Does the world need a poem?

Does a boy need a girl?

Does the field need a flower?

 

Not really.

There are plenty of sour places

in the universe:

pools of acid,

shadows on the moon,

black holes that snuff out

the hottest suns.

 

Some of the darkest places dwell

within us, holes

that can never be filled

with love or wisdom.

There are bats in those caves

and something worse.

 

So I throw this petaled poem your way.

It pushes softly into your ear

and falls,

and falls,

and maybe its hope finds your heart

and you will have some beauty,

if for just a moment.

Signs of end times

March 26, 2009

You’ll find true love when you stop being desperate to find it, we’re told.
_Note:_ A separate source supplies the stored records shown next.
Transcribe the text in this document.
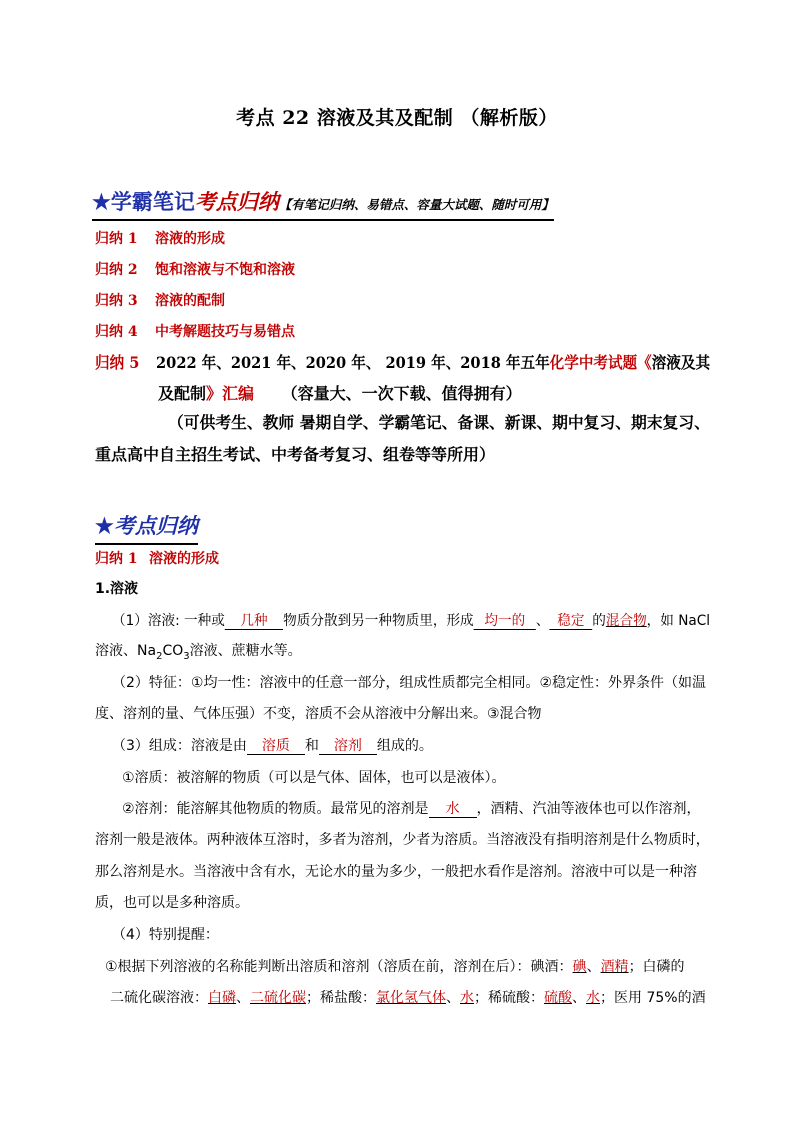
考点 22 溶液及其及配制 （解析版）
★ 学霸笔记 考点归纳 【有笔记归纳、易错点、容量大试题、随时可用】
归纳 1 溶液的形成
归纳 2 饱和溶液与不饱和溶液
归纳 3 溶液的配制
归纳 4 中考解题技巧与易错点
归纳 5 2022 年、2021 年、2020 年、 2019 年、2018 年五年化学中考试题《溶液及其
及配制》汇编 （容量大、一次下载、值得拥有）
（可供考生、教师 暑期自学、学霸笔记、备课、新课、期中复习、期末复习、
重点高中自主招生考试、中考备考复习、组卷等等所用）
★考点归纳
归纳 1 溶液的形成
1.溶液
（1）溶液: 一种或 几种 物质分散到另一种物质里，形成 均一的 、 稳定 的混合物，如 NaCl
溶液、$Na_2CO_3$溶液、蔗糖水等。
（2）特征：①均一性：溶液中的任意一部分，组成性质都完全相同。②稳定性：外界条件（如温
度、溶剂的量、气体压强）不变，溶质不会从溶液中分解出来。③混合物
（3）组成：溶液是由 溶质 和 溶剂 组成的。
①溶质：被溶解的物质（可以是气体、固体，也可以是液体）。
②溶剂：能溶解其他物质的物质。最常见的溶剂是 水 ，酒精、汽油等液体也可以作溶剂，
溶剂一般是液体。两种液体互溶时，多者为溶剂，少者为溶质。当溶液没有指明溶剂是什么物质时，
那么溶剂是水。当溶液中含有水，无论水的量为多少，一般把水看作是溶剂。溶液中可以是一种溶
质，也可以是多种溶质。
（4）特别提醒：
①根据下列溶液的名称能判断出溶质和溶剂（溶质在前，溶剂在后）：碘酒：碘、酒精；白磷的
二硫化碳溶液：白磷、二硫化碳；稀盐酸：氯化氢气体、水；稀硫酸：硫酸、水；医用 75%的酒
By that logic Miss Right is right around the corner, or maybe hiding from the rain in the neighbor’s bushes, scoping me out with waterproof binoculars.

 

I haven’t dated for more than a year and don’t feel bad about it, so you see how that yarn about romantic apathy might give hope to my love life. But whoever dreamed up that saying wasn’t counting on hardcore introverts like me. A little desperation went a long way in reversing my natural tendency to avoid approaching anyone new, including women. Now I see an attractive female across the room and think: That would be nice; oh well.

 

That’s not a good sign at my age. They say that men in their 40s begin to disappear in the eyes of women. I’m sure the same thing happens to women as they age, and probably worse given society’s greater prejudice against older females. Still, invisible is invisible, and I’m beginning to see the floor through my feet.

 

And if no one sees me why give a crap about my appearance? Time to start wearing that one plaid shirt everyday. I’ll stop bathing and using deodorant. I’ll smell to you, but my nose will have long become saturated with the stink. I’ll grow a beard. It’ll be lousy with bare spots but the lack of shaving will save me five good minutes a day, time better spent scratching my armpits.

 

Chandler Bing from Friends had a name for what I’m becoming: Crazy Snake Man. That’s the guy who’s fallen so deep into his own inner orbit that he loses all touch with society and vanity and dwells alone in a house filled with pet snakes.

 

But all that is down the road. The next step is to start wearing tennis shoes with Dockers. When you see that you’ll know the end is nigh.

Call me Ramses

March 20, 2009

My mouth feels burnt. It’s like that every once in awhile, for a week at a stretch. Is it the swearing? The blasphemy? Do my poems about God anger The Man? Did He mark my tongue with His fiery finger?

 

I tell doctors about it but they shrug. That helps. So I diagnose myself: burning mouth syndrome. The self-explanatory name and lack of known origin give the condition a certain luster. Add it to my dermatitis and dry eye. All healing liquids are fleeing my body for warmer climes.

 

I’m turning into a mummy. Tomorrow I’ll have my organs removed and stored in cnopic jars. They’ll scoop out my brain through my nose, which is fine; no more worrying about work, women or the economy. They’ll store my carcass somewhere away from corrupting water. I’m hoping for Arizona, under a saguaro cactus, one of those big green fellows with muscled arms. I’ll make the cactus wave at locals, really freak out the kids. They’ll call it Scary Ghost Cactus.

 

It won’t be much of a life but when you’re the undead you get your kicks where you can. And until some sexy priestess calls me from my rest with a spell and her well oiled hands I’ll ride it out like that, just another dumb mummy hanging out in the wastes.